ClinGen Dosage Sensitivity Curation Page

ATP7A

  • Curation Status: Complete

Location Information

Select assembly: (NC_000023.10) (NC_000023.11)
  • Haploinsufficiency score: 3
  • Strength of Evidence (disclaimer): Sufficient evidence for dosage pathogenicity
  • Haploinsufficiency Phenotype: MENKES DISEASE

Haploinsufficiency phenotype comments:

Loss of function mutations in ATP7A cause ATP7A-related copper transport disorders, including Menkes syndrome and occipital horn syndrome, in males. Female carriers are typically normal. 15% of mutations identified are partial or whole gene deletions. See GeneReviews.

The loss-of-function and triplosensitivity ratings for genes on the X chromosome are made in the context of a male genome to account for the effects of hemizygous duplications or nullizygous deletions. In contrast, disruption of some genes on the X chromosome causes male lethality and the ratings of dosage sensitivity instead take into account the phenotype in female individuals. Factors that may affect the severity of phenotypes associated with X-linked disorders include the presence of variable copies of the X chromosome (i.e. 47,XXY or 45,X) and skewed X-inactivation in females.

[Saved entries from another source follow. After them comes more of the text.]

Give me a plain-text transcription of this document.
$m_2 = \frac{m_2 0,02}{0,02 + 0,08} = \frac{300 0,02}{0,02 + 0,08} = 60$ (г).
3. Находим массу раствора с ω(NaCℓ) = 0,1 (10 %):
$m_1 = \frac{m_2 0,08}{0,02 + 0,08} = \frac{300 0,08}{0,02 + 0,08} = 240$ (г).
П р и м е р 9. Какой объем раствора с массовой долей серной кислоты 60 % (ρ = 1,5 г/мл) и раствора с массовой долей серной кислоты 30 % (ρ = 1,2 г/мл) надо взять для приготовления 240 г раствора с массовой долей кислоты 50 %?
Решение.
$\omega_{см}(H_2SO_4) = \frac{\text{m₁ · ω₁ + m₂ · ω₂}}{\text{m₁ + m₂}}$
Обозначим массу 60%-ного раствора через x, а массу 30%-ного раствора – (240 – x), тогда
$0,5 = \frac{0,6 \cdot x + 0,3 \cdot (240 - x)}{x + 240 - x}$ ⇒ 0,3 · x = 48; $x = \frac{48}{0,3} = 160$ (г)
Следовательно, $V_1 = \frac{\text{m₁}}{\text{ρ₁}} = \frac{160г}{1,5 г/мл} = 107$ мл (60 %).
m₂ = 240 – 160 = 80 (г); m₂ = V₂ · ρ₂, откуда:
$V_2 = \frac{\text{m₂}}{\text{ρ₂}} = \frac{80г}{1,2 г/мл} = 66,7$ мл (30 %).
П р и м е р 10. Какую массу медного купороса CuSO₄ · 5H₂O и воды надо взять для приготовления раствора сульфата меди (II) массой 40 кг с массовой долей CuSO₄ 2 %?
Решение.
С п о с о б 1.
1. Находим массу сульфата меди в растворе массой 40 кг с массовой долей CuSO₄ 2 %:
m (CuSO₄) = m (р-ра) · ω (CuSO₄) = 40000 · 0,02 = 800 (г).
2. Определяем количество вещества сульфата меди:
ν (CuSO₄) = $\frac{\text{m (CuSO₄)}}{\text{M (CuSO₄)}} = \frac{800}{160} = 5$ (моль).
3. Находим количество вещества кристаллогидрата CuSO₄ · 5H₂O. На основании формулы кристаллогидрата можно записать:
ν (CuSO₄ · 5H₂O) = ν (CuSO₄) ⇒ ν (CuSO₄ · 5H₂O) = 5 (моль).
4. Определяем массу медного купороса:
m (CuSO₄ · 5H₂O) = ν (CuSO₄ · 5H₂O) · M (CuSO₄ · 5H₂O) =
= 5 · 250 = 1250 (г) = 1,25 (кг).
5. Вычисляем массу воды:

  • Triplosensitivity score: 0
  • Strength of Evidence (disclaimer): No evidence for dosage pathogenicity

The loss-of-function and triplosensitivity ratings for genes on the X chromosome are made in the context of a male genome to account for the effects of hemizygous duplications or nullizygous deletions. In contrast, disruption of some genes on the X chromosome causes male lethality and the ratings of dosage sensitivity instead take into account the phenotype in female individuals. Factors that may affect the severity of phenotypes associated with X-linked disorders include the presence of variable copies of the X chromosome (i.e. 47,XXY or 45,X) and skewed X-inactivation in females.